Mantega nega que país esteja passando por uma desindustrialização

Quarta, 04 de Abril de 2007 às 14:38, por: CdB

O ministro da Fazenda, Guido Mantega, negou nesta quarta-feira que o país esteja passando por um processo de desindustrialização por causa valorização do real frente ao dólar, como vêm afirmando setores exportadores.

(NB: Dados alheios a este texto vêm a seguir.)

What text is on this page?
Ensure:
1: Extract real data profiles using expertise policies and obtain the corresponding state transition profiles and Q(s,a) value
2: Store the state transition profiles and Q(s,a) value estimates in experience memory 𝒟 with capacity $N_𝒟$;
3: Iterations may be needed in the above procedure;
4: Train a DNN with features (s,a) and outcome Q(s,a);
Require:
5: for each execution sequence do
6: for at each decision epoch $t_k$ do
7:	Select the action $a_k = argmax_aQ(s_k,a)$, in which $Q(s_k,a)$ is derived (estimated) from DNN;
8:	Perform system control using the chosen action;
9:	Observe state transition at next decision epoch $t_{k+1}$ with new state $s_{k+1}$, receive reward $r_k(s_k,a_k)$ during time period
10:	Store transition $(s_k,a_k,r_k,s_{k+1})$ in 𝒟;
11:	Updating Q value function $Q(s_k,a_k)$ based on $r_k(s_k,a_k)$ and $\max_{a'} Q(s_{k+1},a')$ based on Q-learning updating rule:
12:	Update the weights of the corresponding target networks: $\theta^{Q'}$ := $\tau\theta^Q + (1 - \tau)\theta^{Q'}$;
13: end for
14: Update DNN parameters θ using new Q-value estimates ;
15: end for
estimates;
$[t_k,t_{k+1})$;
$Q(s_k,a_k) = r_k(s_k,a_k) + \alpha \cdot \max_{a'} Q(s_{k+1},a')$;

- É uma avaliação equivocada. Basta ver o desempenho de vários setores da economia brasileira. Estamos verificando ainda agora, no início de 2007, o crescimento de vários setores da indústria de transformação -, rebateu o ministro, referindo-se à indústria automobilística e à de bens de capital.
 
- Não há esse fenômeno da desindustrialização, muito pelo contrário -, garantiu.

Mantega discorda da avaliação de que o Banco Central errou por manter elevada a taxa básica de juros (Selic), o que poderia provocar a sobrevalorização do real.

- O Banco Central está praticando uma política monetária correta, adequada para o país -, defendeu.

O ministro afirmou que, ao contrário, a política de juros tem ajudado a melhorar os fundamentos da economia.

- Nunca estivemos em condições tão favoráveis, combinando o crescimento mais forte da economia com uma inflação sob controle e com o risco país caindo de forma inédita. É o melhor dos mundos, o que nós estamos vivendo. Não posso condenar o BC, que é um dos responsáveis por essa política -, disse.

Mantega fez as avaliações durante entrevista coletiva, ao comentar as declarações do ex-secretário de política econômica Julio Sergio Gomes de Almeida, na edição desta quarat-feira do jornal O Estado de S. Paulo. Na entrevista, Almeida, demitido nesta quarta, condenou a política cambial do BC que, no seu entender, teria provocado a "sobrevalorização" do real e a conseqüente "desindustrialização" do país.

Apesar das declarações contrariarem a atual política econômica do governo, Mantega disse que a demissão do secretário não tem relação com a entrevista.

- Ele já tinha pedido demissão antes da entrevista. Ele já falou (na entrevista) com a linguagem de quem já estava fora do governo -, disse Mantega.